Haha…I love the phrase ‘crap on a crutch’….apparently one of Homer Simpsons’s, but I picked it up in the first two pages of a book by Kate Carr that was recommended to me after my second to last post. It’s how she described living with cancer. None of this….’it makes me a better person’, or ‘my life is whole again’ or ‘it is the best thing that happened to me’. Yes, most of us who have to go through this, make the best we can out of a bloody rubbish situation, but it can’t be said that had I been given the choice of living with myeloma (and getting the small benefit of having reassessed my life), or not living with it, that I would have chosen the former. And to be honest, anyone who says that they would, I am sure, is living in some form of denial. But that’s just my view 🙂
The book I have read is called ‘It’s not like that, actually’ and is the most poignant book I have read on cancer. Nearly everything she wrote about, made me nod in agreement. It makes no attempt to tell you how you should live your life, doesn’t suggest that if you don’t juice everything you see that grows in the ground you will die earlier, and definitely goes against the whole concept that I have brought it on myself through my busy life, stressful existence, smoking when I was younger etc. Kate Carr talks about people’s attitude to you when they know you have cancer, and yes, every single one of the things she has had suggested to her as to WHY she got cancer, have been suggested to me in some way or another….even if the people doing it were trying to do it subtly. It’s amazing how people don’t realise that it’s totally unhelpful. What would I gain even if I did know what had caused the myeloma? Hmmm, let me see, a big feeling of guilt. And I can tell you this now, I feel guilty enough about the fact my husband and two children won’t have the life ahead of them that they had expected. I don’t need other people making that worse.
Anyway, the book was great for me in that I came away from it feeling less alone. I’m not sure if it was good or bad that I spent the whole time reading it, sobbing my eyes out. And it certainly wasn’t good when I was reading it at the hospital and blubbing in front of everyone! lol! I think there is a definite time and place for a book like this. I still feel pretty isolated at the moment. I don’t really know how to change that. It’s so hard to know whether to live life thinking I’ve got years ahead of me, or whether if I do that and the cancer comes back next year, whether I’ll regret my choice.
But one thing I have realised is that I have allowed myeloma to consume most of my life. And I need to change that. It hasn’t done it in a wholly negative way, and I have gained loads from doing the fundraising that I have done, and am doing, and from supporting new myeloma patients for Myeloma UK. But I have realised this week that perhaps by doing all of that, I can never quite step away from it.
So I have made quite a big decision this week. I have decided that up until the ball on the 10th November, I will throw everything into fundraising and doing whatever I can for MUK. But once the ball has finished and I have wrapped it up (Christmas?), that will be it. I will pull away from it all for a couple of years and find other ways of keeping myself busy. I’m thinking of maybe trying to do charity fundraising outside of cancer charities. I can’t imagine being able to get a job that easily that is paid but that fits around the kids. And that is really important to me.
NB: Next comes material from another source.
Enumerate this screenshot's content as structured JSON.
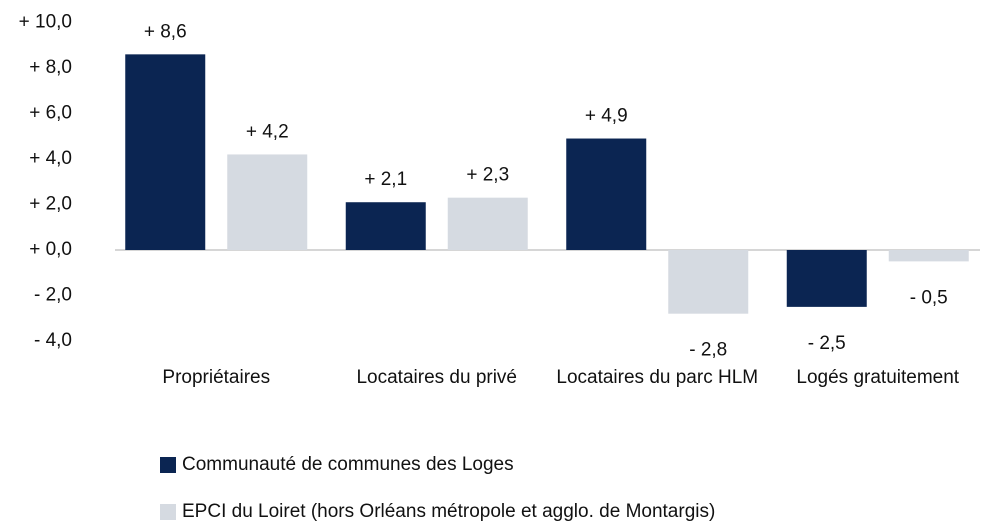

So to all of you who aren’t sure about supporting the ball as it’s just another fundraising initiative from me, please see it as the last time I will ask you to help in such an outright way. Obviously I’d love it if you continued to support MUK, but I won’t be doing things that mean I’m constantly asking for money.
The other major decision I have made this week is that I think we need some support. It’s amazing how hard it is to find that. I spoke to Macmillan today because I can’t get a GP appointment till the middle of next week. But Macmillan can’t really help either. It seems a bit harsh that not only do we have all the general costs associated with living with cancer (petrol to the hospital, parking, food, and that’s all on a good day!), but then if you want any help, it is made difficult to get it unless you are prepared to pay for it. I know not everything can be free…..we are lucky to get the NHS treatment we get….maybe I should stop moaning! But I think that as a family we need some support in knowing how to move forwards with living under the umbrella of a cancer diagnosis. At the moment, I just seem to be making everybody around me sad and I don’t want to do that.